My set of items is {A, a, B, b}. I want to get the number of multisets with at least 3 B/b, where there is at least one of each B/b. For multisets order does not matter, and duplicates are allowed.

To get the total number of multisets with cardinality $k$, from my set of cardinality n = 4, I have been using, $$\frac{(n + k - 1)!}{(k!(n-1)!}$$However I want to count the number of multisets with at least 3 B or b, and a minimum of 1 each.

For $k = 3$ there are two solutions, $\{B, B, b\}$ and $\{B, b, b\}$. These two sets represent the minimum requirements to pass.

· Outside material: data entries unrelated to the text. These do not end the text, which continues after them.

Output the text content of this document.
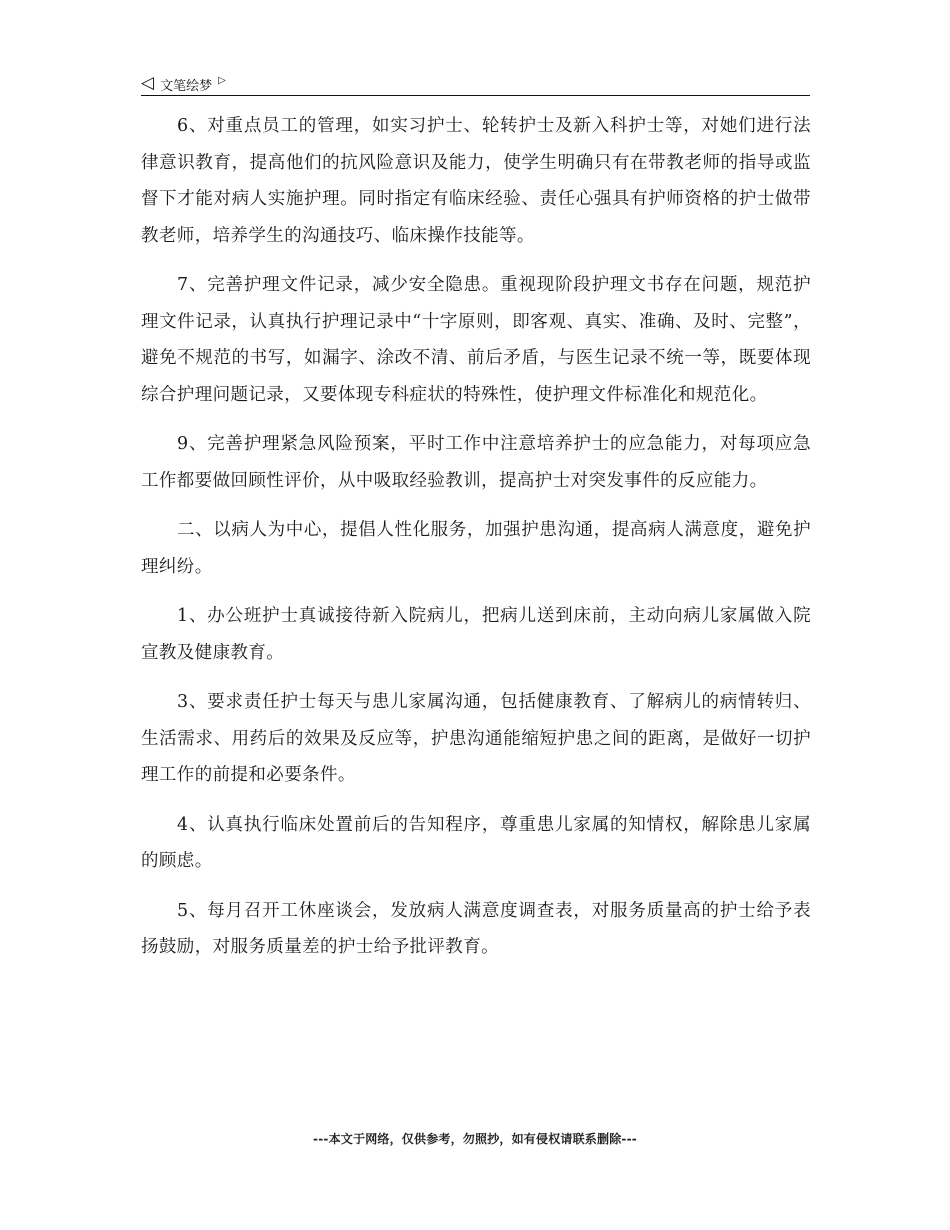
◁ 文笔绘梦 ▷

6、对重点员工的管理，如实习护士、轮转护士及新入科护士等，对她们进行法律意识教育，提高他们的抗风险意识及能力，使学生明确只有在带教老师的指导或监督下才能对病人实施护理。同时指定有临床经验、责任心强具有护师资格的护士做带教老师，培养学生的沟通技巧、临床操作技能等。

7、完善护理文件记录，减少安全隐患。重视现阶段护理文书存在问题，规范护理文件记录，认真执行护理记录中“十字原则，即客观、真实、准确、及时、完整”，避免不规范的书写，如漏字、涂改不清、前后矛盾，与医生记录不统一等，既要体现综合护理问题记录，又要体现专科症状的特殊性，使护理文件标准化和规范化。

9、完善护理紧急风险预案，平时工作中注意培养护士的应急能力，对每项应急工作都要做回顾性评价，从中吸取经验教训，提高护士对突发事件的反应能力。

二、以病人为中心，提倡人性化服务，加强护患沟通，提高病人满意度，避免护理纠纷。

1、办公班护士真诚接待新入院病儿，把病儿送到床前，主动向病儿家属做入院宣教及健康教育。

3、要求责任护士每天与患儿家属沟通，包括健康教育、了解病儿的病情转归、生活需求、用药后的效果及反应等，护患沟通能缩短护患之间的距离，是做好一切护理工作的前提和必要条件。

4、认真执行临床处置前后的告知程序，尊重患儿家属的知情权，解除患儿家属的顾虑。

5、每月召开工休座谈会，发放病人满意度调查表，对服务质量高的护士给予表扬鼓励，对服务质量差的护士给予批评教育。

---本文于网络，仅供参考，勿照抄，如有侵权请联系删除---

Then for any $k$, I was thinking the number of multisets to be $$2 * (\frac{(4 + (k-3) - 1)!}{((k-3)!(n-1)!})$$

My reasoning was that the possible valid sets are $\{B, B, b, x_3, x_4, ... x_k\}$ and $\{B, b, b, x_3, x_4, ... x_k\}$, where $\{x_3, x_4, ..., x_k\}$ is any multiset from {A, a, B, b} with cardinality $k - 3$.

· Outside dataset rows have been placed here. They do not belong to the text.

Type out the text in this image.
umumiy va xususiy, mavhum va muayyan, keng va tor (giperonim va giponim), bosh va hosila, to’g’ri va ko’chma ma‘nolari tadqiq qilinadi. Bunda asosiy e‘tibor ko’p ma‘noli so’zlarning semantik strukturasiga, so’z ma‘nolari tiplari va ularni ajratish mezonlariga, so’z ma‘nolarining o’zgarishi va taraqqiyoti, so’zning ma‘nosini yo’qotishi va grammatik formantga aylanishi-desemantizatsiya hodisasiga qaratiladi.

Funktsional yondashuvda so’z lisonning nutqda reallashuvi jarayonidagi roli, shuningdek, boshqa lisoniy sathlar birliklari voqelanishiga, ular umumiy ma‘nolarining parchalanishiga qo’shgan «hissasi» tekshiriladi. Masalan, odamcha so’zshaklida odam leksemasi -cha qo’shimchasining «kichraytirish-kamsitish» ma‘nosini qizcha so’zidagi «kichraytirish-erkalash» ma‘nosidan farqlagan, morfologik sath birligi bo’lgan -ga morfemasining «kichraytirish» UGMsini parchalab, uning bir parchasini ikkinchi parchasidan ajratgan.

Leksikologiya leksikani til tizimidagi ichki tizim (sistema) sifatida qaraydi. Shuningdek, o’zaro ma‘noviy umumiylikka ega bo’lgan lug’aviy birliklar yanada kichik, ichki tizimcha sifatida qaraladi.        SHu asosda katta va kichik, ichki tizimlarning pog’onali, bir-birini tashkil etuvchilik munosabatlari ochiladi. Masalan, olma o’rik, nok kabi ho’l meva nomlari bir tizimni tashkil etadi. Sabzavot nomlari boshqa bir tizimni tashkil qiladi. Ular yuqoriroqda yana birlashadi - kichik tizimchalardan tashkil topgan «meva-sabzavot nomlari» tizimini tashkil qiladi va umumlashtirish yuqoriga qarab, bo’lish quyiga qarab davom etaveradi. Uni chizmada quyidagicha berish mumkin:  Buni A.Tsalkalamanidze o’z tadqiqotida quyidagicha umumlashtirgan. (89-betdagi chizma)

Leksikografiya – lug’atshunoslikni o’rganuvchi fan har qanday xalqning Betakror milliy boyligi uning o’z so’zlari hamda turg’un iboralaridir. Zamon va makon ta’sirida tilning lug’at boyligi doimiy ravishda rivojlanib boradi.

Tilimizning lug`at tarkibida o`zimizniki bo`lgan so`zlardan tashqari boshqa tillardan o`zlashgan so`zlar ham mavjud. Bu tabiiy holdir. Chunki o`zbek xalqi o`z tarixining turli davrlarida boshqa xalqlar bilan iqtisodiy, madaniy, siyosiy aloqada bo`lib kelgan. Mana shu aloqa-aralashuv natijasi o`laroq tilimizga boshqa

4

The problem I ran into is that this method counts some sets multiple times. For example, if k = 4, the valid sets are $\{B, B, b, x_3\}$ and $\{B, b, b, y_3\}$, where $x_3$ and $y_3$ are any item in $\{A, a, B, b\}$. For $x_3 = b$ and $y_3 = B$, I am counting the set $\{B, B, b, b\}$ twice. I tried predicting the number of duplicate counts and subtracting that, but could not find an answer.

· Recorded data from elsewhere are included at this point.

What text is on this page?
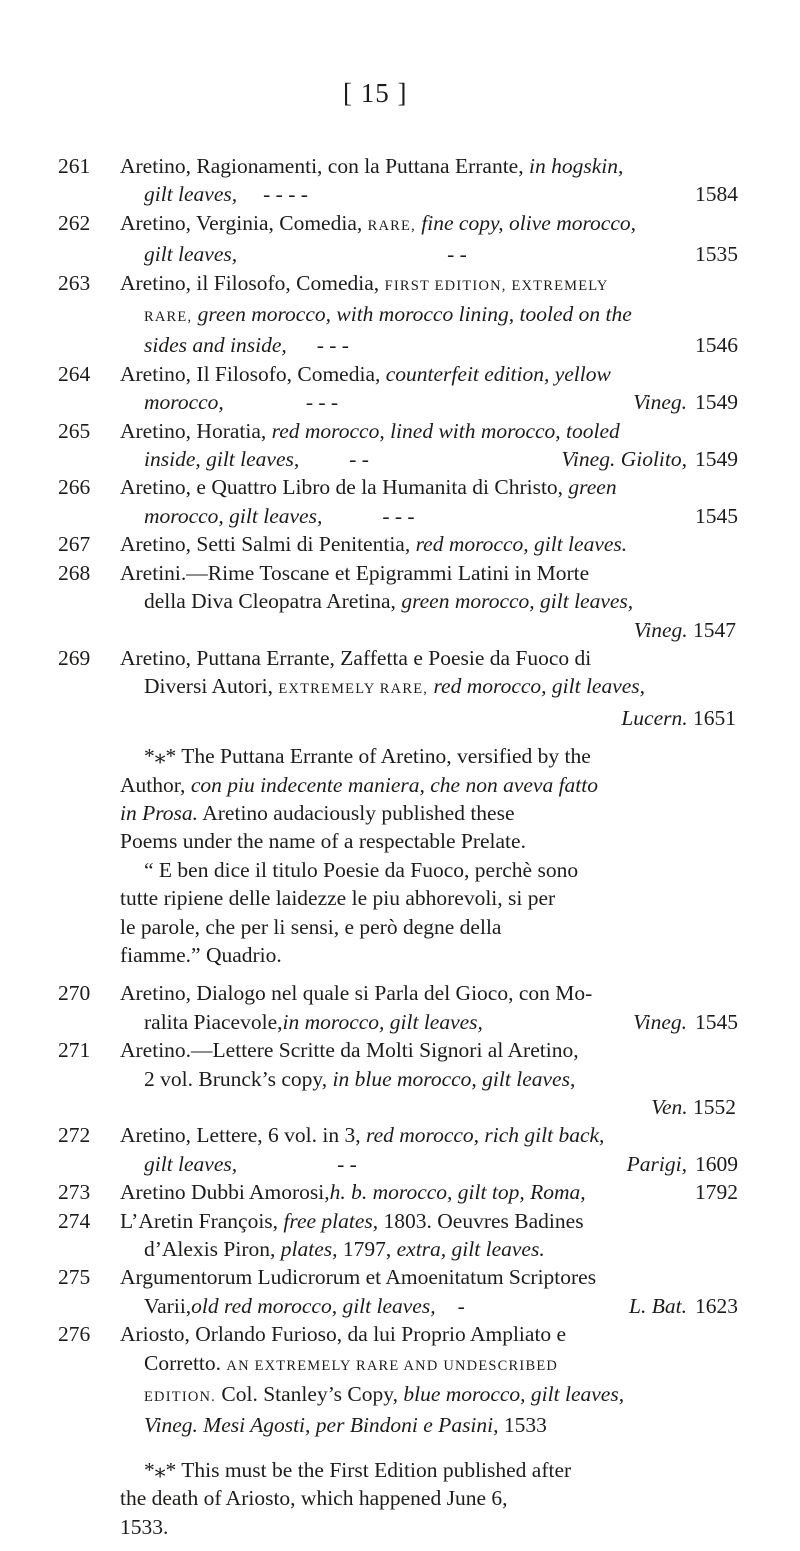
[ 15 ]
261	Aretino, Ragionamenti, con la Puttana Errante, in hogskin,
gilt leaves, - - - -	1584
262	Aretino, Verginia, Comedia, RARE, fine copy, olive morocco,
gilt leaves,	- -	1535
263	Aretino, il Filosofo, Comedia, FIRST EDITION, EXTREMELY
RARE, green morocco, with morocco lining, tooled on the
sides and inside, - - -	1546
264	Aretino, Il Filosofo, Comedia, counterfeit edition, yellow
morocco,	- - -	Vineg. 1549
265	Aretino, Horatia, red morocco, lined with morocco, tooled
inside, gilt leaves, - -	Vineg. Giolito, 1549
266	Aretino, e Quattro Libro de la Humanita di Christo, green
morocco, gilt leaves,	- - -	1545
267	Aretino, Setti Salmi di Penitentia, red morocco, gilt leaves.
268	Aretini.—Rime Toscane et Epigrammi Latini in Morte
della Diva Cleopatra Aretina, green morocco, gilt leaves,
Vineg. 1547
269	Aretino, Puttana Errante, Zaffetta e Poesie da Fuoco di
Diversi Autori, EXTREMELY RARE, red morocco, gilt leaves,
Lucern. 1651
*⁎* The Puttana Errante of Aretino, versified by the
Author, con piu indecente maniera, che non aveva fatto
in Prosa. Aretino audaciously published these
Poems under the name of a respectable Prelate.
“ E ben dice il titulo Poesie da Fuoco, perchè sono
tutte ripiene delle laidezze le piu abhorevoli, si per
le parole, che per li sensi, e però degne della
fiamme.” Quadrio.
270	Aretino, Dialogo nel quale si Parla del Gioco, con Mo-
ralita Piacevole, in morocco, gilt leaves,	Vineg. 1545
271	Aretino.—Lettere Scritte da Molti Signori al Aretino,
2 vol. Brunck’s copy, in blue morocco, gilt leaves,
Ven. 1552
272	Aretino, Lettere, 6 vol. in 3, red morocco, rich gilt back,
gilt leaves,	- -	Parigi, 1609
273	Aretino Dubbi Amorosi, h. b. morocco, gilt top, Roma,	1792
274	L’Aretin François, free plates, 1803. Oeuvres Badines
d’Alexis Piron, plates, 1797, extra, gilt leaves.
275	Argumentorum Ludicrorum et Amoenitatum Scriptores
Varii, old red morocco, gilt leaves, -	L. Bat. 1623
276	Ariosto, Orlando Furioso, da lui Proprio Ampliato e
Corretto. AN EXTREMELY RARE AND UNDESCRIBED
EDITION. Col. Stanley’s Copy, blue morocco, gilt leaves,
Vineg. Mesi Agosti, per Bindoni e Pasini, 1533
*⁎* This must be the First Edition published after
the death of Ariosto, which happened June 6,
1533.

If I assign each element in my set $\{x_0 = A, x_1 = a, x_2 = B, x_3 = b\}$, another way to phrase the problem is to find the number of solutions to,

$$ x_0 + x_1 + x_2 + x_3 = k $$ where, $$k >= x_0, x_1, x_2, x_3 >= 0$$ $$k >= x_2 + x_3 >= 3$$ $$x_2 >= 1$$ $$x_3 >= 1 $$

EDIT

Thanks for the help guys. I have changed the requirement of 3 'B/b' elements to $minB$ 'B/b' elements. So for a multiset of size D with $minB$ required 'B\b' elements, $\{B, b, x_3, x_4, ... x_D\}$ is a valid multiset if $\{x_3, x_4, ... x_D\}$ has minB-2 'B/b' elements. Based off of these comments I came up with,

$$ numValid(D, minB) = \sum_{nb = minB - 2}^{D-2} [(nb + 1) * (D - nb - 1)] $$

The first term inside the sum $(nb + 1)$ is the number of multisets of size $minB - 2$ chosen from $\{B, b\}$. The second term is the number of multisets of size $D - 2 - nb$ chosen from $\{A, a\}$. Then summing $nb$ from $ minB - 2$ to $D - 2$, we get the number of multisets of the form $\{B, b, x_3, x_4, ... x_D\}$, where $\{x_3, x_4, ... x_D\}$ has at least $(minB - 2)$ 'B/b' elements.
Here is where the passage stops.